A client using one of these products accesses an environment that counsel designed. The direction is not a single instruction given on a single occasion. It is architectural: counsel builds the room, the client walks in.

Firms designing these workflows would be wise to document their design process carefully. In future, protection might depend on their ability to show that their platforms represent genuine direction to the client by counsel, as opposed to providing a slightly more attractive interface for a generic corporate product.

The OpenAI paradox

In June 2025, Sam Altman, CEO of OpenAI, called publicly for something akin to "AI privilege", arguing that conversations with AI should carry the same protections as speaking with a lawyer or doctor.

His comments followed a data preservation order made against OpenAI in the New York Times copyright infringement litigation. That order compelled OpenAI to retain all ChatGPT user conversations indefinitely, including conversations that users had already "deleted." In November 2025, a federal magistrate judge ordered OpenAI to produce twenty million de-identified ChatGPT logs to the plaintiffs.

The preservation order did not apply to enterprise or education account holders, or to API customers using OpenAI's zero data retention endpoints. The distinguishing factor appears to have been contractual: enterprise agreements contain materially different data-handling commitments from consumer terms.

This points to a conclusion that should be obvious: the path to preserving confidentiality may not require fresh legislation at all. In many cases, it simply requires better contracts. Consumer terms of service are set by the vendors themselves. Terms very much like OpenAI's consumer terms opened the door for Rakoff to conclude that Heppner's communications with Anthropic lacked the confidentiality necessary for privilege.

Altman's call for legislation to mandate AI privilege lacks credibility given OpenAI's own consumer terms.

What to do now

In light of the judge's reasoning in this case, and the lessons that can be learnt from the NYT v. OpenAI discovery rulings, it is worth considering the following actions.

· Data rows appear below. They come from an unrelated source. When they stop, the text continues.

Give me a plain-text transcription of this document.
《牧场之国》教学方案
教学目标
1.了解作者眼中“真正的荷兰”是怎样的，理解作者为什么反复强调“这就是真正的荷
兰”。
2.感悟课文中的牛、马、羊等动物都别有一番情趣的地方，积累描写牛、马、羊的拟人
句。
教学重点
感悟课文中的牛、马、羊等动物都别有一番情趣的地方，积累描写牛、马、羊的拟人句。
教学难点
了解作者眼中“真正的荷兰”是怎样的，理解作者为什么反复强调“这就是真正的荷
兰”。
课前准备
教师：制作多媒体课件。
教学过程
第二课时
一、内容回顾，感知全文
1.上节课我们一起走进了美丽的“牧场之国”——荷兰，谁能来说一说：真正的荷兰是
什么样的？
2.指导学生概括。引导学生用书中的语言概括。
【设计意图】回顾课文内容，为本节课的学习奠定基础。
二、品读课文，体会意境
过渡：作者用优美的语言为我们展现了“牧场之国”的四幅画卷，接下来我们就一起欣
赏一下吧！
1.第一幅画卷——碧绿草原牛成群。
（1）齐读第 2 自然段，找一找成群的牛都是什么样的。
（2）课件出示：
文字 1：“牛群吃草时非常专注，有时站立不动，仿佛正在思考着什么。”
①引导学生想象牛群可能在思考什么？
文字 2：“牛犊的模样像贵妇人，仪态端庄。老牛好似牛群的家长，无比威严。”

Audit your contractual terms. If your organisation uses consumer AI products, the vendor's terms almost certainly permit data collection and third-party disclosure that is incompatible with legal privilege. Enterprise agreements with appropriate confidentiality commitments, zero data retention provisions, and restrictions on training use are the minimum baseline.

Establish an AI usage policy and enforce it. Your teams are already using these tools. The question is whether they are doing so within a framework that preserves your legal protections, or outside one. A clear policy that distinguishes between permitted tools (enterprise, with appropriate contractual terms) and prohibited tools (consumer terms) is now essential.

Maintain prompting hygiene. Even within enterprise environments, avoid inputting privileged material into AI tools unless the confidentiality framework has been specifically verified. Treat AI prompts with the same discipline you would apply to any written communication that might be disclosed.

Build architectural relationships with your external lawyers. If your law firms are deploying AI-assisted tools for your matters, ensure those tools represent genuine legal direction, not repackaged generic products. The closer a workflow comes to encoding counsel's assessment of which questions are legally relevant, and to reflecting their approach in framing those questions, the closer it comes to the kind of protection Rakoff's reasoning would support.

The future of privilege in an AI-enabled world will depend on whether the lawyers deploying these tools, and the judges ruling on the implications of their use, understand both the legal theory and the practical realities at play. For now, the message from the New York Court is clear: if you want protection, build intentionally for it.